Education Cuts in Prisons Threaten Public Safety, Watchdog Reports

Reductions to learning initiatives within prisons are hindering prisoners' work and skill development options, eventually posing a risk to community safety, per a new analysis from a prison oversight organization.

Pattern of Repeat Crimes Linked to Shortage of Training

Habitual criminals often cause disorder in their neighborhoods due to the inability of prisons to supply sufficient training and work opportunities that could help disrupt the pattern of criminal behavior, the report indicated.

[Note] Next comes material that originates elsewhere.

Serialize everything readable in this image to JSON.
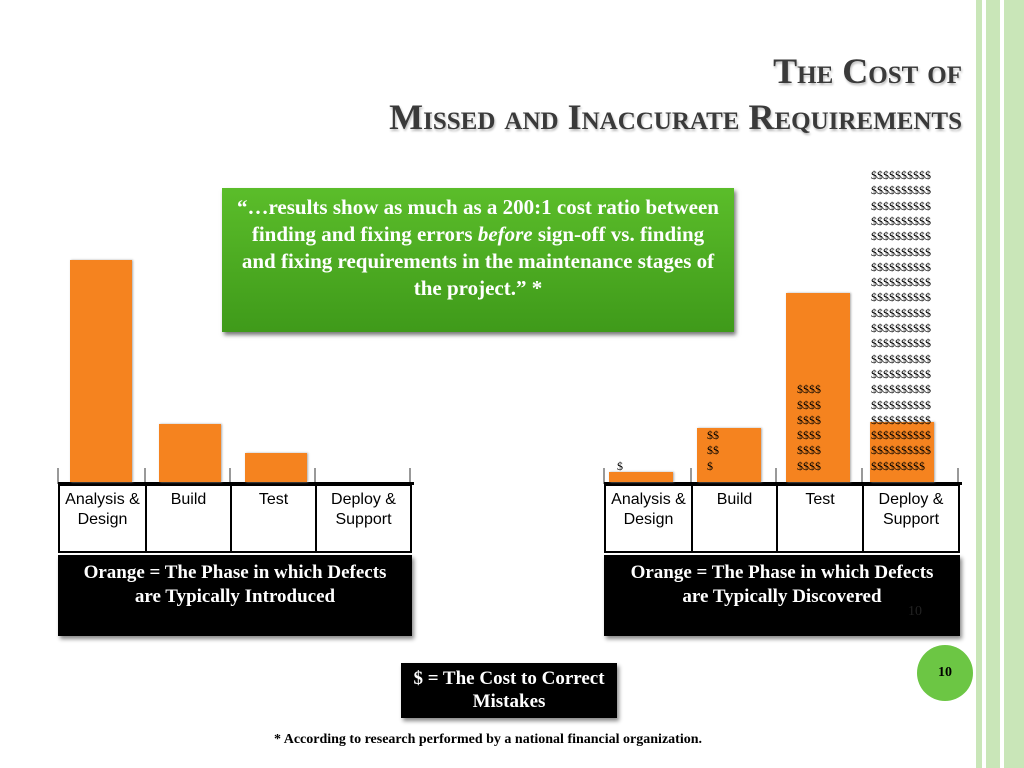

“I have significant worries about the effect of real-terms education funding reductions on already insufficient provision and about the absence of real appetite and drive for improvement that this signifies.”

Funding Reductions Endanger Reform Efforts

Despite promises to improve availability to learning, spending on direct learning programs in prisons is being cut by as much as 50%, per latest reports.

While the total education allocation has remained the same, the cost of course agreements has increased significantly, according to prison governors.

  • Only 31% of former prisoners are working six months after leaving prison
  • Ninety-four of 104 inspected prisons were rated “inadequate” or “below standard” for purposeful activity
  • Typical attendance in training activities was just 67% in reviewed prisons

Insufficient Conditions Impede Rehabilitation

Overcrowding, a lack of training facilities, equipment breakdowns, and ageing infrastructure have compounded the situation, per the analysis.

Numerous inmates wait for extended periods to be assigned an training spot and are often given whatever is open, instead of training applicable to their employment opportunities upon release.

Although work went ahead, full-time positions generally engaged inmates for just a limited time per day, with numerous positions split into part-time slots to extend limited provision further.

Official Position and Upcoming Initiatives

Correctional service has a responsibility to safeguard the community by making inmates less inclined to reoffend when they are freed, but too often it is failing to meet this responsibility.

Top governors know that jails, and in the end our communities, are more secure if prisoners are meaningfully engaged, and that education, training and employment play a vital role in motivating inmates to reform.

It is understood that meaningful activity can help to facilitate safe and decent correctional facilities and have a transformative effect on reoffending rates.”

Unless leaders in the correctional system take the provision of effective training and training more seriously, it is difficult to see how extremely high recidivism rates can be reduced.

Funding reductions are also expected to hinder efforts to implement a new reward-driven correctional system that would enable prisoners to gain reductions their incarceration by finishing work, training and learning courses.

Gerald Delgado
Gerald Delgado

A tech enthusiast and gaming analyst with over a decade of experience covering digital trends and innovations.